Here are six steps you can follow to begin your career as a paralegal or legal assistant.
1. Learn more about career options
In addition to understanding what a paralegal does, you might wonder how much paralegals make, where they can work, and what the employment prospects look like. The Bureau of Labor Statistics (BLS) is an ideal place to start your research.
BLS has a positive employment outlook for paralegals and legal assistants:
- 2018 Median Pay: $50,940/year
- Number of Jobs in 2018: 325,700
- Job Growth for 2018-28: 12% (Much faster growth than average)
Because of strong employment growth, paralegals rank #14 on U.S. News & World Report’s List of Best Social Services Jobs for 2019. To get a better understanding of what it’s like to work as a paralegal, you can also conduct a quick local job search. A good resource is Glassdoor, which is one of the world’s largest job sites. Browse open positions to get a feel for the typical duties of a paralegal, read employee reviews, and learn more about the types of companies you would like to work for as paralegal.
Discover how much a legal assistant/paralegal can make on average across all 50 US states.
2. Research educational requirements
According to the BLS, most paralegals or legal assistants have an associate degree or certificate in paralegal studies. A bachelor’s degree in legal studies is not required by all employers, but it might help you gain an edge over the competition for entry-level roles. Earning your bachelor’s degree can also help you position yourself for career advancement down the road. Take some time to consider which degree path is the right fit for you. If you are looking to earn your degree and start working as soon as possible, you might opt for an associate degree program. If you want to go to law school someday, you should start by earning your bachelor’s degree, as this is a prerequisite for graduate law programs.
3. Enroll in a degree program
Once you determine which degree you want to earn, look for a university that meets your needs and educational goals. Find a program that is flexible and will provide you with real-world experience and training.
Herzing University offers several programs to help you get started as a paralegal or legal assistant, including on-campus paralegal programs in Atlanta and New Orleans (Associate of Science in Paralegal/Legal Assisting), and an online paralegal program (Associate of Science in Legal Studies).
4. Earn professional experience
Pursuing relevant internships is an excellent way to earn professional experience while you are working on your degree, and it will also benefit your job search as you get closer to graduation. Most internships are part-time and can be flexible with your work and school schedule.
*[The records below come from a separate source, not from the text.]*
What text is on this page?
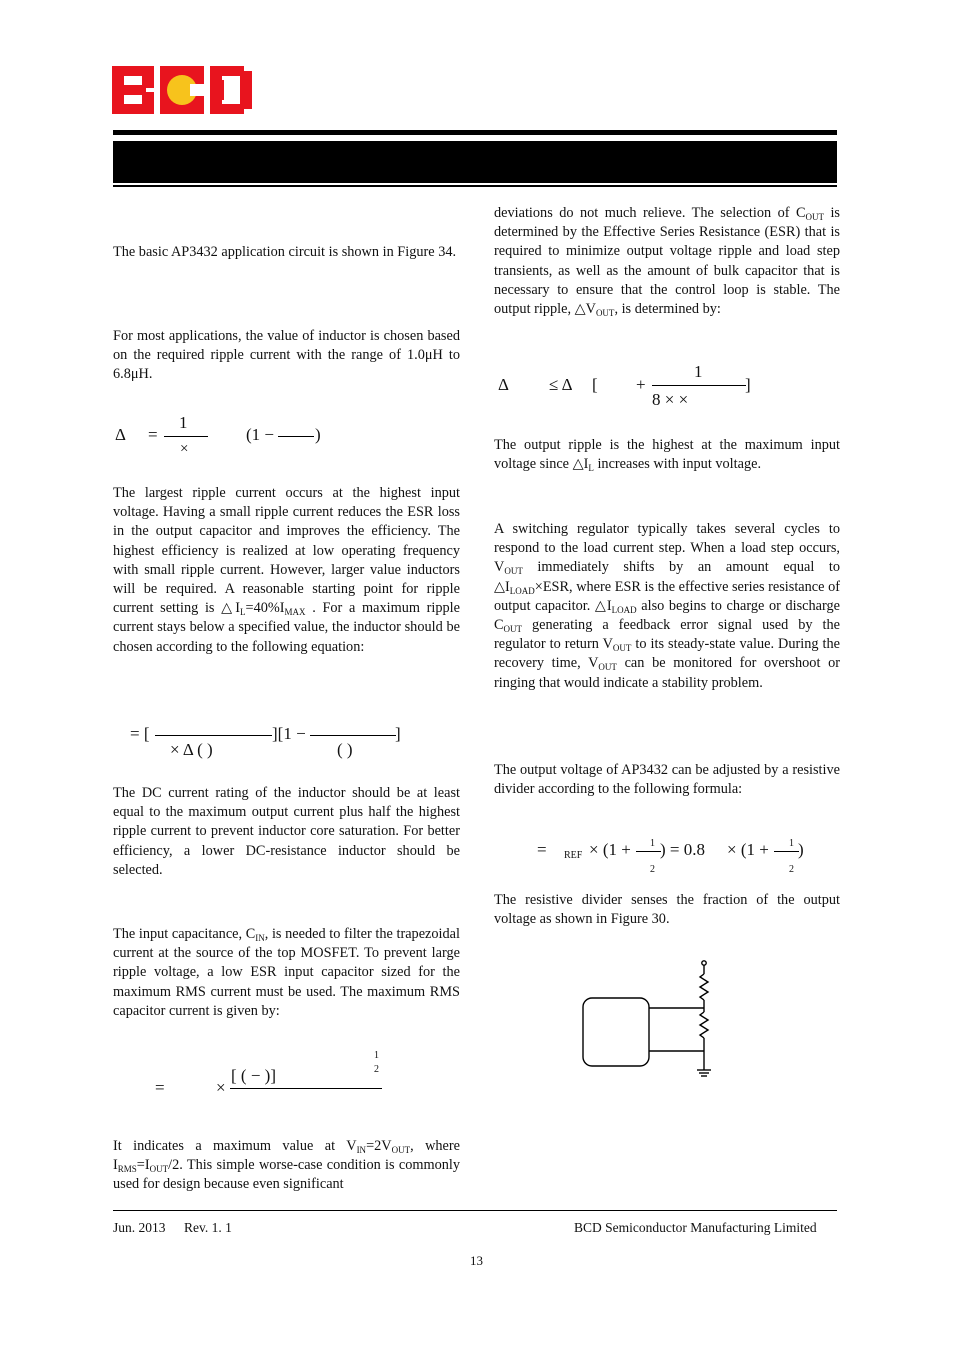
The basic AP3432 application circuit is shown in Figure 34.

For most applications, the value of inductor is chosen based on the required ripple current with the range of 1.0μH to 6.8μH.

Δ =
1
×
(1 − )

The largest ripple current occurs at the highest input voltage. Having a small ripple current reduces the ESR loss in the output capacitor and improves the efficiency. The highest efficiency is realized at low operating frequency with small ripple current. However, larger value inductors will be required. A reasonable starting point for ripple current setting is $\triangle I_L=40\%I_{MAX}$ . For a maximum ripple current stays below a specified value, the inductor should be chosen according to the following equation:

= [
× Δ ( )
][1 −
( )
]

The DC current rating of the inductor should be at least equal to the maximum output current plus half the highest ripple current to prevent inductor core saturation. For better efficiency, a lower DC-resistance inductor should be selected.

The input capacitance, $C_{IN}$, is needed to filter the trapezoidal current at the source of the top MOSFET. To prevent large ripple voltage, a low ESR input capacitor sized for the maximum RMS current must be used. The maximum RMS capacitor current is given by:

=	×
[ ( − )]
1
2

It indicates a maximum value at $V_{IN}=2V_{OUT}$, where $I_{RMS}=I_{OUT}/2$. This simple worse-case condition is commonly used for design because even significant

deviations do not much relieve. The selection of $C_{OUT}$ is determined by the Effective Series Resistance (ESR) that is required to minimize output voltage ripple and load step transients, as well as the amount of bulk capacitor that is necessary to ensure that the control loop is stable. The output ripple, $\triangle V_{OUT}$, is determined by:

Δ ≤ Δ [ +
1
8 × ×
]

The output ripple is the highest at the maximum input voltage since $\triangle I_L$ increases with input voltage.

A switching regulator typically takes several cycles to respond to the load current step. When a load step occurs, $V_{OUT}$ immediately shifts by an amount equal to $\triangle I_{LOAD}\times ESR$, where ESR is the effective series resistance of output capacitor. $\triangle I_{LOAD}$ also begins to charge or discharge $C_{OUT}$ generating a feedback error signal used by the regulator to return $V_{OUT}$ to its steady-state value. During the recovery time, $V_{OUT}$ can be monitored for overshoot or ringing that would indicate a stability problem.

The output voltage of AP3432 can be adjusted by a resistive divider according to the following formula:

= REF × (1 + 1
2
) = 0.8 × (1 + 1
2
)

The resistive divider senses the fraction of the output voltage as shown in Figure 30.

Jun. 2013 Rev. 1. 1	BCD Semiconductor Manufacturing Limited
13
Even if you find work in a legal setting that isn’t specifically a paralegal or legal assisting role, you can still include that as legal office experience on your resume!
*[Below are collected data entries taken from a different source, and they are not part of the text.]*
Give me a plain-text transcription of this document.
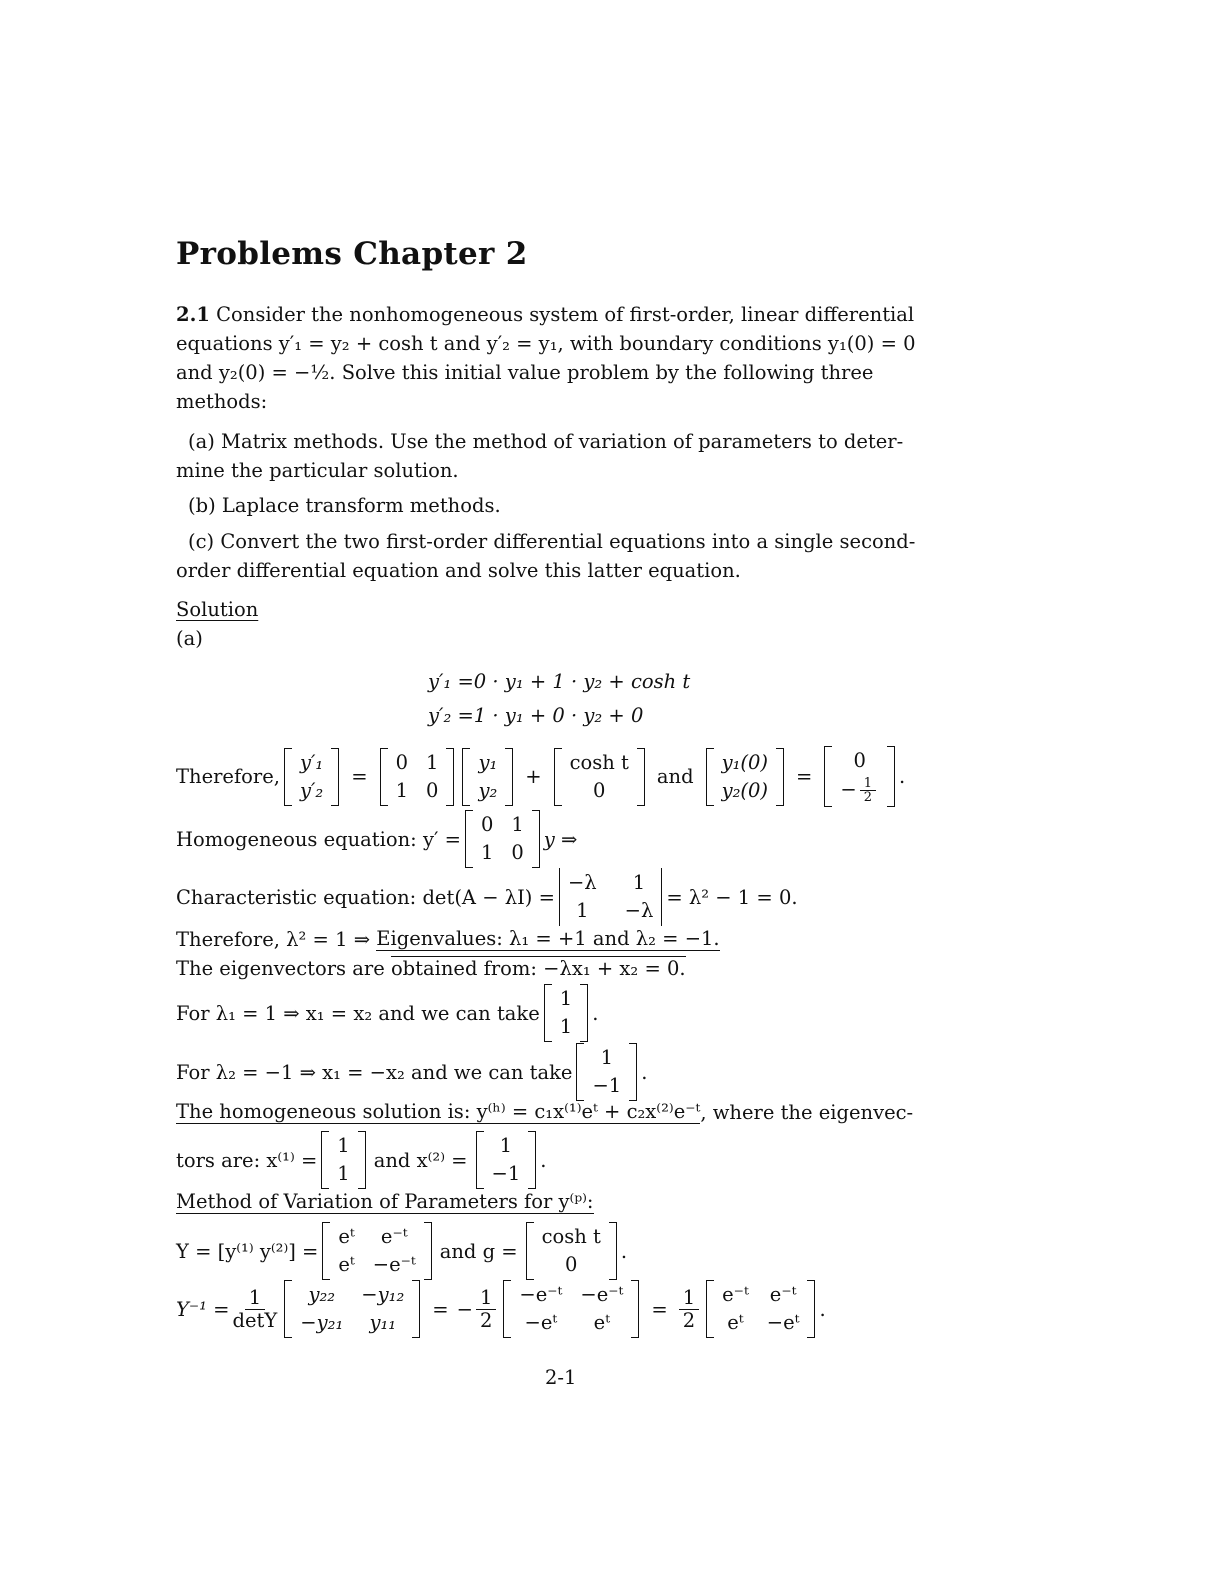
Problems Chapter 2
2.1 Consider the nonhomogeneous system of first-order, linear differential
equations y′₁ = y₂ + cosh t and y′₂ = y₁, with boundary conditions y₁(0) = 0
and y₂(0) = −½. Solve this initial value problem by the following three
methods:
(a) Matrix methods. Use the method of variation of parameters to deter-
mine the particular solution.
(b) Laplace transform methods.
(c) Convert the two first-order differential equations into a single second-
order differential equation and solve this latter equation.
Solution
(a)
y′₁ =0 · y₁ + 1 · y₂ + cosh t
y′₂ =1 · y₁ + 0 · y₂ + 0
Therefore,
y′₁
y′₂
=
0 1
1 0
y₁
y₂
+
cosh t
0
and
y₁(0)
y₂(0)
=
0
− $\frac{1}{2}$
.
Homogeneous equation: y′ =
0 1
1 0
y ⇒
Characteristic equation: det(A − λI) =
−λ	1
1	−λ
= λ² − 1 = 0.
Therefore, λ² = 1 ⇒
Eigenvalues: λ₁ = +1 and λ₂ = −1.
The eigenvectors are
obtained from: −λx₁ + x₂ = 0.
For λ₁ = 1 ⇒ x₁ = x₂ and we can take
1
1
.
For λ₂ = −1 ⇒ x₁ = −x₂ and we can take
1
−1
.
The homogeneous solution is: y⁽ʰ⁾ = c₁x⁽¹⁾eᵗ + c₂x⁽²⁾e⁻ᵗ , where the eigenvec-
tors are: x⁽¹⁾ =
1
1
and x⁽²⁾ =
1
−1
.
Method of Variation of Parameters for y⁽ᵖ⁾:
Y = [y⁽¹⁾ y⁽²⁾] =
eᵗ	e⁻ᵗ
eᵗ −e⁻ᵗ
and g =
cosh t
0
.
$Y^{-1} = \frac{1}{\det Y}$	y₂₂	−y₁₂
−y₂₁	y₁₁
= − $\frac{1}{2}$ −e⁻ᵗ −e⁻ᵗ
−eᵗ	eᵗ
= $\frac{1}{2}$ e⁻ᵗ e⁻ᵗ
eᵗ −eᵗ
.
2-1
Career Services can help you figure out the steps you need to take to find an internship and begin your job search. Herzing students and graduates also have access to an online job board where they can browse open positions and connect with local employers.
5. Network whenever possible
A huge part of job-hunting many people overlook is networking. While it may sound like something only experienced professionals can do, you’d be surprised at how much you can use networking to your advantage as a student.
Attend career fairs at your school, reach out to local legal firms to set up informational interviews, and ask your professors for their advice on getting started in the field. It’s also important to have a LinkedIn profile where you can connect with other industry professionals. Establishing a strong professional network is extremely important for your career growth and advancement, and it never hurts to start early.
6. Choose a specialty
As you gain experience and talk to others in the legal field, you’ll start to develop a sense of your career interests. Paralegals can specialize in different sectors and fields, so think about where you want to work and the type of work you want to do. There are three major sectors paralegals and legal assistants work in:
- Private Sector: In this sector, you will be working for companies, most likely large or mid-sized, and law firms. You can expect to work on employee benefit plans, shareholder agreements, financial reporting, labor regulations and more.
- Public Sector: In the public sector, you tend to work for government agencies. Often, this means working for organizations or individuals that offer legal services to those who cannot afford it. You will work on research, help prepare court documents, assist with data compilation and more.
- Freelance: Depending on the state you are in, it may be possible to become a freelance paralegal and offer your assistance to lawyers, law firms or legal departments. As a freelancer, you can determine which jobs and specialties you want to focus on, allowing you to gain a diverse mix of experiences. You will bounce from company-to-company as contracts run out, however, so keep this in mind.